Lucy was a very kind little girl. She never struck the kitten, and when she rode out with her father, she never wanted to whip the horse. When she was eating her bread and milk, a hungry fly would sometimes light on the edge of the owl, and try to drink. Little Lucy never knocked him with her spoon. She would say to him:

“Drink away, poor little fly, You may drink, as well as I.”

One day, when spring weather came, and the sun was warm, and the grass was green, a butterfly flew into the window, and lighted on a beautiful rose that was standing in the sunshine. Lucy jumped up, and clapped here hands, and said, “Oh, what a pretty, pretty, pretty butterfly! Mother, may I touch it?”

Her mother told her she could not touch him, without hurting him. She took down a large dead butterfly, that was pinned over the looking-glass, and told Lucy to put her finger on it. When she took her finger off, It was all covered with fine meal from the butterfly’s wings. Her mother told her that this meal was made of very small feathers, like the down on a bird; but the feathers were so very, very small, that they could not be seen without a magnifying glass.

“Can the butterflies see them?” asked Lucy.

“I suppose they can,” replied her mother; “but I don’t know. I never was a butterfly; and so I cannot tell how much they can see with their little eyes.”

“And when this meal comes off from their pretty wings, does it hurt them?” asked Lucy.

“I suppose it hurts them, as it hurts a bird to pull out its feathers,” said her mother; “and besides than, they cannot fly as well, when the down is taken from their wings. It makes them lame.”

“Then I will never touch a butterfly,” said Lucy.

Lucy’s grandfather lived in New Jersey. He was a good old Quaker gentleman, and Lucy loved him very much. When the snow-ball bush was in blossom, he came to see her, and staid [sic] a whole week. Almost every evening, Lucy too a walk with her good grandfather, and she was a very happy little girl. One evening, they met a man who was driving some sheep and lambs. A chaise-wheel has passed over one of the little lambs, and hurt its leg so badly that it walked very lame indeed. Lucy begged to carry the little lamb home, because it was too lame to trot along after the mother.

“I will buy it for thee, my dear child,” said the old gentleman. “Thou art as gentle as the little lamb thyself. But I think the little one will grieve for its mother; so will buy the old sheep too.”
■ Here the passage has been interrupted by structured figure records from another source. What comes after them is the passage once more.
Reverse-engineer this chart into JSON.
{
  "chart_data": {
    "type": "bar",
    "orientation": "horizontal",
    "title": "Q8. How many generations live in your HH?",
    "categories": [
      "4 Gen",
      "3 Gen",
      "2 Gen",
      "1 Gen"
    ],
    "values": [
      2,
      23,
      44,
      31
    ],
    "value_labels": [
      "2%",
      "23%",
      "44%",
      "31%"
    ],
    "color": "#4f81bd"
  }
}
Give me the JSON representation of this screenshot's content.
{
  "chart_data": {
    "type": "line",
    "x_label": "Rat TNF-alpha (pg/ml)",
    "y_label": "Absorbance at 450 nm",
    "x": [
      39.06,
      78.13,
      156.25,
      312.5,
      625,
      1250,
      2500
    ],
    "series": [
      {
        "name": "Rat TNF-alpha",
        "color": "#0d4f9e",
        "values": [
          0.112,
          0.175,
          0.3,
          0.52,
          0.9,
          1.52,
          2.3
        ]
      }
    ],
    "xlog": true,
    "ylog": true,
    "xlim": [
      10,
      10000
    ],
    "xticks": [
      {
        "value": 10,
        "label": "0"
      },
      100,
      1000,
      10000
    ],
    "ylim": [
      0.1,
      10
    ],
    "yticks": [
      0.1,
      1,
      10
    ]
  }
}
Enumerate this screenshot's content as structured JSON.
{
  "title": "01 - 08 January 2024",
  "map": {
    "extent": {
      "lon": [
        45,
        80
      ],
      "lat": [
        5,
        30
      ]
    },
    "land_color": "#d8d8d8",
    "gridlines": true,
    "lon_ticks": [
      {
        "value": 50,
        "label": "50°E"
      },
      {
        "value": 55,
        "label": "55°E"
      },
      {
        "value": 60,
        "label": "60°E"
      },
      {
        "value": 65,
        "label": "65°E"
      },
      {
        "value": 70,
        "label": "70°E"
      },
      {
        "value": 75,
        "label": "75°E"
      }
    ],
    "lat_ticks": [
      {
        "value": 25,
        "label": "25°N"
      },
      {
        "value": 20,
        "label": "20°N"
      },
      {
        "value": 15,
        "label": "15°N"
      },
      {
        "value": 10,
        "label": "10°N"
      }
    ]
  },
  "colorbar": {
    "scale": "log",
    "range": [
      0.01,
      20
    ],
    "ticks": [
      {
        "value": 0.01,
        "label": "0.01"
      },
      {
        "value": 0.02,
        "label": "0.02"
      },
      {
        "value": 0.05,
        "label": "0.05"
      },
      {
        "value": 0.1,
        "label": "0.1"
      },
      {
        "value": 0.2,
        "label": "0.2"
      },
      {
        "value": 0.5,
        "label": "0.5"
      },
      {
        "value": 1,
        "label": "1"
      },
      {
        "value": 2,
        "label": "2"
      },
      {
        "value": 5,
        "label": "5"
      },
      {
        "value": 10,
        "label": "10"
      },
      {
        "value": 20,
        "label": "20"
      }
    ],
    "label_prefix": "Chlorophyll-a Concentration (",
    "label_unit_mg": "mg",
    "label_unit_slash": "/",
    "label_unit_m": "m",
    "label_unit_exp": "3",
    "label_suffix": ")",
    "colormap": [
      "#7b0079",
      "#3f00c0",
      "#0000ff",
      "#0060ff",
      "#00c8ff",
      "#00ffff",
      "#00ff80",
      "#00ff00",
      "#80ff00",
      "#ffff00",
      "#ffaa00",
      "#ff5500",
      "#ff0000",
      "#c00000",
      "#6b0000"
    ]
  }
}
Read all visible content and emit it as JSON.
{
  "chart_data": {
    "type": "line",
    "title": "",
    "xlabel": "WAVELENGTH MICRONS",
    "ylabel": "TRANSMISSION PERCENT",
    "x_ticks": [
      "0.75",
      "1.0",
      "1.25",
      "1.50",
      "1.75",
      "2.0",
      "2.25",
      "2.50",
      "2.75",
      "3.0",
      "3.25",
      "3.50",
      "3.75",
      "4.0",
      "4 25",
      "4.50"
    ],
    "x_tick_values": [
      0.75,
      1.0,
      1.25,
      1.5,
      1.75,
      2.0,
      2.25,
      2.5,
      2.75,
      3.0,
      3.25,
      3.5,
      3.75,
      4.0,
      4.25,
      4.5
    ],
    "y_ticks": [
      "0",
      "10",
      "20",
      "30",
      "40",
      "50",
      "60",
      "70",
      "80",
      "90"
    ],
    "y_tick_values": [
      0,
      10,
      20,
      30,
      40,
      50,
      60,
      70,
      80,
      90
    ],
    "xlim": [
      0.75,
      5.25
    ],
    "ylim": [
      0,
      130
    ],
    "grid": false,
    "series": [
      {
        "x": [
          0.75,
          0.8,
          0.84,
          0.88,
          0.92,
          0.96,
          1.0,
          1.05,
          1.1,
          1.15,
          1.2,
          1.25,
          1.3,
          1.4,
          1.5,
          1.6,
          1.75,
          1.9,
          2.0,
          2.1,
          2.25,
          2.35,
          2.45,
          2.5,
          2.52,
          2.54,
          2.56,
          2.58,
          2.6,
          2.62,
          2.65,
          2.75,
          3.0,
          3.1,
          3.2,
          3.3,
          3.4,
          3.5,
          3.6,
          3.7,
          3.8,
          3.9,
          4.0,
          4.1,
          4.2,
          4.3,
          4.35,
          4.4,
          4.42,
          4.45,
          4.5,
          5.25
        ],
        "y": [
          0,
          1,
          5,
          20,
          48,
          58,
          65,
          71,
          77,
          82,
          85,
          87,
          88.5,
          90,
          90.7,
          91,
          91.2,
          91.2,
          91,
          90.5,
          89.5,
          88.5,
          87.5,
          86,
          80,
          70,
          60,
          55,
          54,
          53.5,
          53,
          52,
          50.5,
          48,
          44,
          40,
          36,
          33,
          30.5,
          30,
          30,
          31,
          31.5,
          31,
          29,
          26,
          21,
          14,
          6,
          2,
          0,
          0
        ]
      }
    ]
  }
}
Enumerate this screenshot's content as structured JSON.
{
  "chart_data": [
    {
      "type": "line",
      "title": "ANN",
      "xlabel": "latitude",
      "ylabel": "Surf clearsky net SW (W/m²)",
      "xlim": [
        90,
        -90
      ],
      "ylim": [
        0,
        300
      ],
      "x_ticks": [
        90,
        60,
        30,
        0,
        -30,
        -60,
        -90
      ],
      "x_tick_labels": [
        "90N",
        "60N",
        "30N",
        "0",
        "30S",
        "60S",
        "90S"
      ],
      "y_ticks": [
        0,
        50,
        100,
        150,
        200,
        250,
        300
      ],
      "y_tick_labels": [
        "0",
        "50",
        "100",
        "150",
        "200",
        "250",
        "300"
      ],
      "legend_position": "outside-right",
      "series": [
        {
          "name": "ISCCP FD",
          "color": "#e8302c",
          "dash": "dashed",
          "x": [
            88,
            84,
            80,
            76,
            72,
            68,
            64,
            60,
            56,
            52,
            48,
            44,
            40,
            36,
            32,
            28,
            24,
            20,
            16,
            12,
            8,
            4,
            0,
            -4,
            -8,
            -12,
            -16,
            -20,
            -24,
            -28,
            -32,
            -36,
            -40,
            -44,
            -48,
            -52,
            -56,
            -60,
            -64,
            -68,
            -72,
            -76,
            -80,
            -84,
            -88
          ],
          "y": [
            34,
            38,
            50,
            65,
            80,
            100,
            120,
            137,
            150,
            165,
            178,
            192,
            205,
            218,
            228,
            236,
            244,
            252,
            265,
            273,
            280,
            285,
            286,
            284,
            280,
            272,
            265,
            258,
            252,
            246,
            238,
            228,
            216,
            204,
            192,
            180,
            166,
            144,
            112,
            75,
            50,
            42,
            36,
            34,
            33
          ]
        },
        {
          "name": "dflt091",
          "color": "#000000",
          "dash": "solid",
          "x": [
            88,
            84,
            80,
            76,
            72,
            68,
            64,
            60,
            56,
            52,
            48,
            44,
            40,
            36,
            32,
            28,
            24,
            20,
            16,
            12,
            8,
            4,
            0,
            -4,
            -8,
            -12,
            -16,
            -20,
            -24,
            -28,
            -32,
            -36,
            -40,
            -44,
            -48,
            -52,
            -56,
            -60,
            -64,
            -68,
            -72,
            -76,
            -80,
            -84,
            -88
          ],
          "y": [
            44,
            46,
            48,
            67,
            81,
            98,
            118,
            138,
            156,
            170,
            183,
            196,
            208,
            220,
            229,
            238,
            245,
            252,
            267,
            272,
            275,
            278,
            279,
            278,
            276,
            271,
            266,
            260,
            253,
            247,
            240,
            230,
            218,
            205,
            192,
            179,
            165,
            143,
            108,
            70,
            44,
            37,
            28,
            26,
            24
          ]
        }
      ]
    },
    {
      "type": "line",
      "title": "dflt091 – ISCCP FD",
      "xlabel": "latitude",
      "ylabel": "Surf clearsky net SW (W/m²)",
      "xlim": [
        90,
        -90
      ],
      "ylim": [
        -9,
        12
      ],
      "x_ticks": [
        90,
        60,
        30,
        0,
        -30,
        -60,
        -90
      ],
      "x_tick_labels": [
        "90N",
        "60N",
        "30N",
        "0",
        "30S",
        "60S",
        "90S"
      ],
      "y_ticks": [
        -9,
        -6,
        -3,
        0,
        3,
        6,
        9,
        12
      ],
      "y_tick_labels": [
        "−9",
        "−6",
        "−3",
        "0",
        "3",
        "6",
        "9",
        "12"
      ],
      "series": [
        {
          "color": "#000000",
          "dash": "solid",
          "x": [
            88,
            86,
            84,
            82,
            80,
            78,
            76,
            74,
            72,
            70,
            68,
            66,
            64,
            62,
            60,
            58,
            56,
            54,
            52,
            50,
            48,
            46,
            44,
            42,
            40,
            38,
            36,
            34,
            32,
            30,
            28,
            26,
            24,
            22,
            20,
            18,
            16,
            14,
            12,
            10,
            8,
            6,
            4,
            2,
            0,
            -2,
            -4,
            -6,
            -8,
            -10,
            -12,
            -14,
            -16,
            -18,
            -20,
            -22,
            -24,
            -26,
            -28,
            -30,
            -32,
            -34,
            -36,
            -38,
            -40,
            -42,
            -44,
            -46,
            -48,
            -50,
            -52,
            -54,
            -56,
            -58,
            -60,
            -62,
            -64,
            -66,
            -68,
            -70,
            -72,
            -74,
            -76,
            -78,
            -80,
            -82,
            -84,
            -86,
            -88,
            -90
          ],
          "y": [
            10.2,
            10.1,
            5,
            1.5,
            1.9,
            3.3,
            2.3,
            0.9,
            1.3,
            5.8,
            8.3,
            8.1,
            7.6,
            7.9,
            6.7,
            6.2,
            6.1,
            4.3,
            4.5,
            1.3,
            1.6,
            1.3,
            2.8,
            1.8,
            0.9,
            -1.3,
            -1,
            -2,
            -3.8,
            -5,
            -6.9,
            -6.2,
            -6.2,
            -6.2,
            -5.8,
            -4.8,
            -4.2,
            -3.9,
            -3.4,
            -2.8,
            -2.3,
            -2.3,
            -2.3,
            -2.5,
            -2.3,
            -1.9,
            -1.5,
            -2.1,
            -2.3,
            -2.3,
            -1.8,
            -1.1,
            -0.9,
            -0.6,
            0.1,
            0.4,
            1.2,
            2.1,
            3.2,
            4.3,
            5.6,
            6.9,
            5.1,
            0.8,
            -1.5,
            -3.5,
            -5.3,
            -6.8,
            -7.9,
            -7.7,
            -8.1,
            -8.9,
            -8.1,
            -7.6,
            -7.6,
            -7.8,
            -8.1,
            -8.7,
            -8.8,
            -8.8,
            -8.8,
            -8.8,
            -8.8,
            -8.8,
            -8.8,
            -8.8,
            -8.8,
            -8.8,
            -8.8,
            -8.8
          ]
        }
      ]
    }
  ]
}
He bought the sheep, and led her home by a string. Little Lucy carried the lame lamb in her arms. Her mother spread a nice warm blanket in a basket, and Lucy laid the lamb on it, and fed it with warm milk, from her won little china bowl. In a few weeks, it was quite well. One morning, the old gentleman called Lucy to him, and kissed her, and told her he must bid her farewell before she went to school, for he should be gone to Jew Jersey before she cam back. Lucy jumped up in his lap, and hugged him, and kissed him, and said, “Oh, do come back again soon, grandfather. I love dearly to have you come.”

When she put on her cape-bonnet to go to school, she staid [sic] round the good old grandfather, and leaned on his knees, and looked up in his face. “Poor Lucy,” said her mother, “it comes very hard for her to part with grandfather.”

“I must walk to school with the little darling myself,” said the old man. And he took her hand, and she went hopping along, as happy as a kitten.

While Lucy was in school, her father brought the chaise to the door, for the grandfather to ride home. And up trotted the old sheep and the little lamb, as if they had come to say good-bye to their old friend.

“Look at the pretty creatures,” said the old gentleman. The father looked, and smiled when he saw the small bell fastened to a neat little collar round the lamb’s neck. On the bell was written “Little Lucy’s Lamb.”

“Tell my darling, said the grandfather, “that I bought the bell for her, because she is always so kind to every body and every thing.”

When Lucy came home, she was greatly delighted with her lamb’s collar and bell. The little creature became very fond of her and used to follow her all round, like a dog. When the lamb grew to be a sheep, she had many a warm pair of stockings made of her wool.